Cela est pratique, mais pour un néophyte surtout.En effet, s’il est bon de ‘constater un vide’, celui de la vacance du Siège, il est mieux de le faire et d’exposer ensuite, les solutions pour en sortir (outre la prière et la pénitence).
Tous les thèmes ecclésiologiques où, l’abbé Veyron, imperméable devant l’idée de Concile général imparfait, se retrouve coincé, sont les moments où, seule la conclusion conclaviste aurait était percutante et objective.
Lavagna est dévastateur lorsqu’il renvoie l’anarchisme du sédévacantiste dit complet au protestantisme, par rapport à la juridiction/autorité dans l’Église.

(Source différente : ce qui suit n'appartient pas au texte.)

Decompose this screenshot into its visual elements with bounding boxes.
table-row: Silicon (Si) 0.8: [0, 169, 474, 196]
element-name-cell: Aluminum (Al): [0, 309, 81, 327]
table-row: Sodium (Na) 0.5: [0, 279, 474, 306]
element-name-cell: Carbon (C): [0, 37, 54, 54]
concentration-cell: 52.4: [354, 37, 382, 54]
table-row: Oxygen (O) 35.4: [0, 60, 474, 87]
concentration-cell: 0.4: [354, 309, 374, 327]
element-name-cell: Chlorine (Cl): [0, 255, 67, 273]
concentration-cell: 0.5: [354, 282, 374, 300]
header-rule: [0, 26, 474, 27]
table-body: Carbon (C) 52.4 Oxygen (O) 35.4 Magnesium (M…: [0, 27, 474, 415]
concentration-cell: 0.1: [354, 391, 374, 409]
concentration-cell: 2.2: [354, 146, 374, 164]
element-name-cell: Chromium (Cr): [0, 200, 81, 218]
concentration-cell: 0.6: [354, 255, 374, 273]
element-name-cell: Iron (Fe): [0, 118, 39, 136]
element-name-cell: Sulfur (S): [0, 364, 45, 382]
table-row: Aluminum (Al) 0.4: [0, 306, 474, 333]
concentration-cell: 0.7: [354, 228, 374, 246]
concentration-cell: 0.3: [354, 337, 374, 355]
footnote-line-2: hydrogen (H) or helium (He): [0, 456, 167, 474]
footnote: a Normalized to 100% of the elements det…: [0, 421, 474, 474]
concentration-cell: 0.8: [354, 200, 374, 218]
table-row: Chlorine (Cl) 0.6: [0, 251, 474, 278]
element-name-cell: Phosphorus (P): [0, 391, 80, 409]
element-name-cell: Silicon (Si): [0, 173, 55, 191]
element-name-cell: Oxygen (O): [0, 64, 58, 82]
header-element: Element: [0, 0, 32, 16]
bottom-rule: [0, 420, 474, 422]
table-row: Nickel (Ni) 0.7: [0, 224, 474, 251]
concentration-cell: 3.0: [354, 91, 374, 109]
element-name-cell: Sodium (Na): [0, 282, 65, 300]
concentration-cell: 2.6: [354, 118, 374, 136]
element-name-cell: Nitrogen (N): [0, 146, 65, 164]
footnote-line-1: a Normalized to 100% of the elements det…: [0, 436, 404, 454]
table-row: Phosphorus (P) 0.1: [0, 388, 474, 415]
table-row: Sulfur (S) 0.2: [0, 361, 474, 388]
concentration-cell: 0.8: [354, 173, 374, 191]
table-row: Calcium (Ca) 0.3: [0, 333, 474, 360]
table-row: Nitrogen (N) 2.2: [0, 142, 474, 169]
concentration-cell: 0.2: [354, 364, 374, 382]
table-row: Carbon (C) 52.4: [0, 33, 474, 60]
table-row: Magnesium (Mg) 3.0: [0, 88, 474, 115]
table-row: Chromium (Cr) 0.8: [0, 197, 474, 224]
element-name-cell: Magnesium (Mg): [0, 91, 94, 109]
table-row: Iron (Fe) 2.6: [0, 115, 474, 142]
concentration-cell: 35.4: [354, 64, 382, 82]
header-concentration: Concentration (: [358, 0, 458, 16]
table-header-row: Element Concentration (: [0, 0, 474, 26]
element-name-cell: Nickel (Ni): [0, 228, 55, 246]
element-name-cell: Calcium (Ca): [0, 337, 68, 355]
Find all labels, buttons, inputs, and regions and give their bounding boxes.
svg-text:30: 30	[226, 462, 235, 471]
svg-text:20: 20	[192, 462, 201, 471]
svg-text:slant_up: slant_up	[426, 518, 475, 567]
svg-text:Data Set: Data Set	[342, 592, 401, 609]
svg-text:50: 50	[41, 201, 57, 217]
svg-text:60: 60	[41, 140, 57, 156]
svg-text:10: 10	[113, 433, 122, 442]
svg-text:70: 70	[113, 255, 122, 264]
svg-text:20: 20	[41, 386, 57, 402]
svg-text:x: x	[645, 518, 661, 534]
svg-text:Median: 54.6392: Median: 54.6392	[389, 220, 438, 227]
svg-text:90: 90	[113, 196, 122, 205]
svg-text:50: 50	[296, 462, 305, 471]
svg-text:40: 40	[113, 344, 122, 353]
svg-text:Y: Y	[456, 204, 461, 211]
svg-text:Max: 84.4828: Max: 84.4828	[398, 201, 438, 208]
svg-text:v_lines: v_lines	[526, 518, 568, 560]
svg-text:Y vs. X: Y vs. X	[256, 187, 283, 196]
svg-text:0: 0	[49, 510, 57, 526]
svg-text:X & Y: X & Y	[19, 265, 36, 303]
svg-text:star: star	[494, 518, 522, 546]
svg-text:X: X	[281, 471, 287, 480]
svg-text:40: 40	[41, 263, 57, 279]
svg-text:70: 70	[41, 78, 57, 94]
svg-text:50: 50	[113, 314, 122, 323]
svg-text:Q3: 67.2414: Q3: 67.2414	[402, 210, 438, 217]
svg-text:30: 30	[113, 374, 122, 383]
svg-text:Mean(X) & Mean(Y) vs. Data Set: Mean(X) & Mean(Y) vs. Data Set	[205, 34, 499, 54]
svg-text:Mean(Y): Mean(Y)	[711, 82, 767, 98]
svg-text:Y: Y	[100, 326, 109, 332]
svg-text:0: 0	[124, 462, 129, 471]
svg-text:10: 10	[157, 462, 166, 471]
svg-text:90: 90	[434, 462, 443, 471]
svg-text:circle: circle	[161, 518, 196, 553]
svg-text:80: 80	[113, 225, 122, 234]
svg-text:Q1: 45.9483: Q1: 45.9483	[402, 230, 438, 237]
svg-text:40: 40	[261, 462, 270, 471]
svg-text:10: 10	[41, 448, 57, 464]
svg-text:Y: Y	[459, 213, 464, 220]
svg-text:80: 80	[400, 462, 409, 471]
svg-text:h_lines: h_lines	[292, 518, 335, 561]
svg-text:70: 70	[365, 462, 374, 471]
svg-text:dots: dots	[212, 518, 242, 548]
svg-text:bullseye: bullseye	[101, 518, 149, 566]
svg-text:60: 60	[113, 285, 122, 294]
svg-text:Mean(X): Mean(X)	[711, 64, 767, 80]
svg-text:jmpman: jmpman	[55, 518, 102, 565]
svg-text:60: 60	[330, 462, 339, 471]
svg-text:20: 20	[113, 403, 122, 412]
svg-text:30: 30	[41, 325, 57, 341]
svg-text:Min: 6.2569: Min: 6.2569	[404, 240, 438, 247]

Approximatif et hésitant, hélas (mais il n’a que 26 ans et dégage une bonne humilité), le prélat accorde une telle importance à l’infaillibilité pontificale et aux questions de foi (surnaturel ou surnaturaliste ? Le magistère est contre), qu’il semble même donner quelque crédit à la thèse de Cassiciacum, toutefois sans oser la nommer.
Chers fidèles,
Ne cessons point de pousser nos Clercs, évêques en particulier, à assumer leur juridiction dite universelle, à se rencontrer, à échanger sur des points théologiques, à se mettre d’accord afin de procéder à « l’élection du Pape ».-*-
PS. L’abbé Veyron, lequel est semble-t-il passé par Écône (FSSPX) et peut-être par Mgr Sanborn (RCI), est moins hostile qu’Adrien Abauzit vis-à-vis des traditionnalistes en général, à l’instar de Mgr Pivarunas (lignée Thuc).
L’avocat est plus sûr, percutant et pratique moins la « citationite aigu ».

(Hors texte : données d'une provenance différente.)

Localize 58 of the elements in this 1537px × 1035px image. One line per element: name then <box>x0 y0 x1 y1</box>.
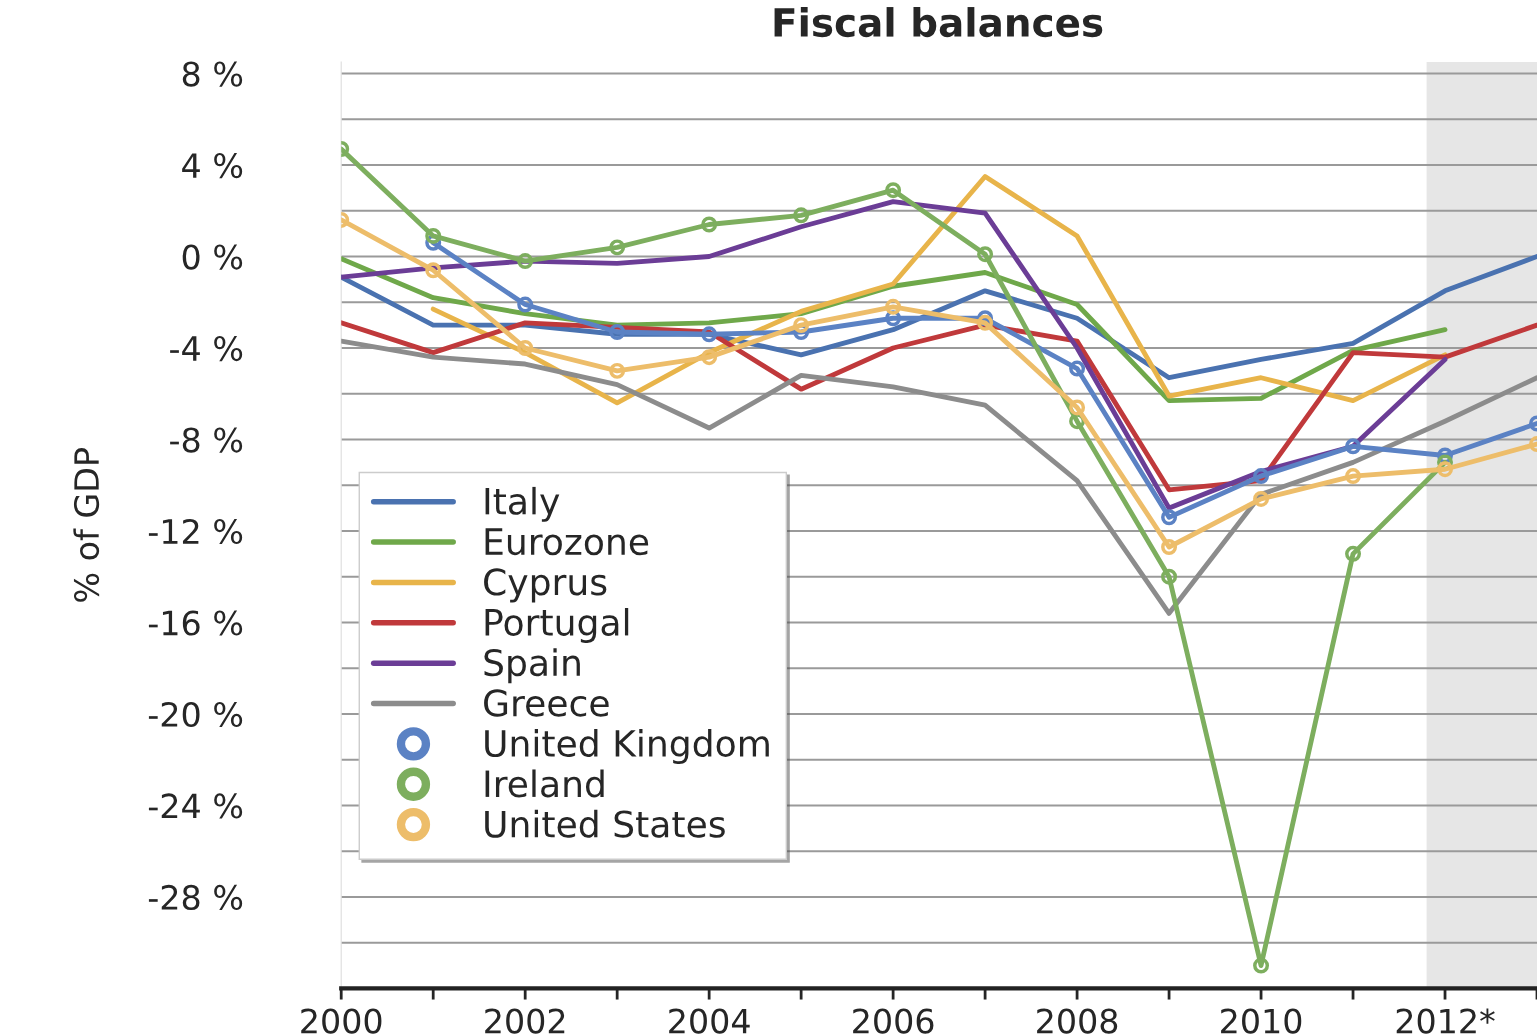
y-tick-label: 0 % <box>182 244 243 270</box>
legend-label: Cyprus <box>484 568 607 603</box>
point <box>701 326 718 343</box>
point <box>425 227 442 244</box>
legend-label: Spain <box>484 648 580 684</box>
point <box>1437 461 1453 478</box>
point <box>977 314 994 331</box>
x-tick-label: 2000 <box>301 1008 382 1034</box>
point <box>425 262 442 279</box>
y-tick-label: -24 % <box>148 793 243 819</box>
point <box>1253 468 1270 485</box>
point <box>609 239 626 256</box>
y-tick-label: -12 % <box>148 518 243 545</box>
point <box>1069 399 1086 416</box>
point <box>1345 468 1362 485</box>
legend-label: Eurozone <box>485 528 649 556</box>
point <box>1253 490 1270 507</box>
legend-label: Italy <box>485 486 560 522</box>
x-tick-label: 2006 <box>853 1008 934 1034</box>
x-tick-label: 2010 <box>1221 1008 1302 1034</box>
chart-title: Fiscal balances <box>774 7 1103 38</box>
legend-label: United Kingdom <box>485 729 769 765</box>
y-tick-label: 8 % <box>182 61 243 87</box>
point <box>517 253 534 270</box>
point <box>609 362 626 379</box>
point <box>609 324 626 340</box>
point <box>517 296 534 313</box>
y-tick-label: -16 % <box>148 610 243 636</box>
point <box>1345 438 1362 455</box>
legend-label: Greece <box>484 689 609 717</box>
point <box>885 298 902 315</box>
y-tick-label: -4 % <box>170 335 243 362</box>
x-tick-label: 2012* <box>1396 1008 1495 1034</box>
point <box>1161 509 1178 526</box>
y-axis-title: % of GDP <box>73 448 100 602</box>
line-series <box>430 174 1448 406</box>
legend-label: Ireland <box>485 769 604 798</box>
point <box>701 216 718 233</box>
legend-label: Portugal <box>485 607 629 643</box>
y-tick-label: -28 % <box>148 884 243 911</box>
y-tick-label: 4 % <box>182 152 243 179</box>
point <box>1161 568 1178 585</box>
point <box>793 317 810 334</box>
x-tick-label: 2002 <box>485 1008 565 1034</box>
point <box>517 340 534 356</box>
y-tick-label: -20 % <box>148 701 243 728</box>
point <box>1253 957 1270 974</box>
y-tick-label: -8 % <box>170 427 243 453</box>
point <box>977 246 994 263</box>
x-tick-label: 2004 <box>669 1008 750 1034</box>
point <box>1345 545 1362 562</box>
point <box>793 207 810 224</box>
legend-label: United States <box>485 809 725 838</box>
point <box>885 182 902 199</box>
point <box>1069 360 1086 377</box>
point <box>701 349 718 366</box>
x-tick-label: 2008 <box>1037 1008 1118 1034</box>
point <box>1161 539 1178 555</box>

Nous lui reconnaissons en outre, un bon traitement de l’actualité catholique radicale, ce qui est chose rare.Lavagna expose les mêmes diapositives que pour l’abbé Veyron, mais ressort plus à l’aise par moment, avec un Abauzit, qui ne répond pas sur le même terrain, et se risque dans le thème du Non Una Cum (négation qui n’est jamais prononcé au canon de la messe, y compris chez les sédévacantistes).
Lavagna, qui existe en s’opposant à aux catholiques traditionnaliste, n’a pas eu à faire à l’opposition traditionnaliste et conclaviste encore.
Nous lançons l’appel que ce soit contre nous ou contre un autre candidat formé et préparé !

4 commentaires
Réagissez à cet article !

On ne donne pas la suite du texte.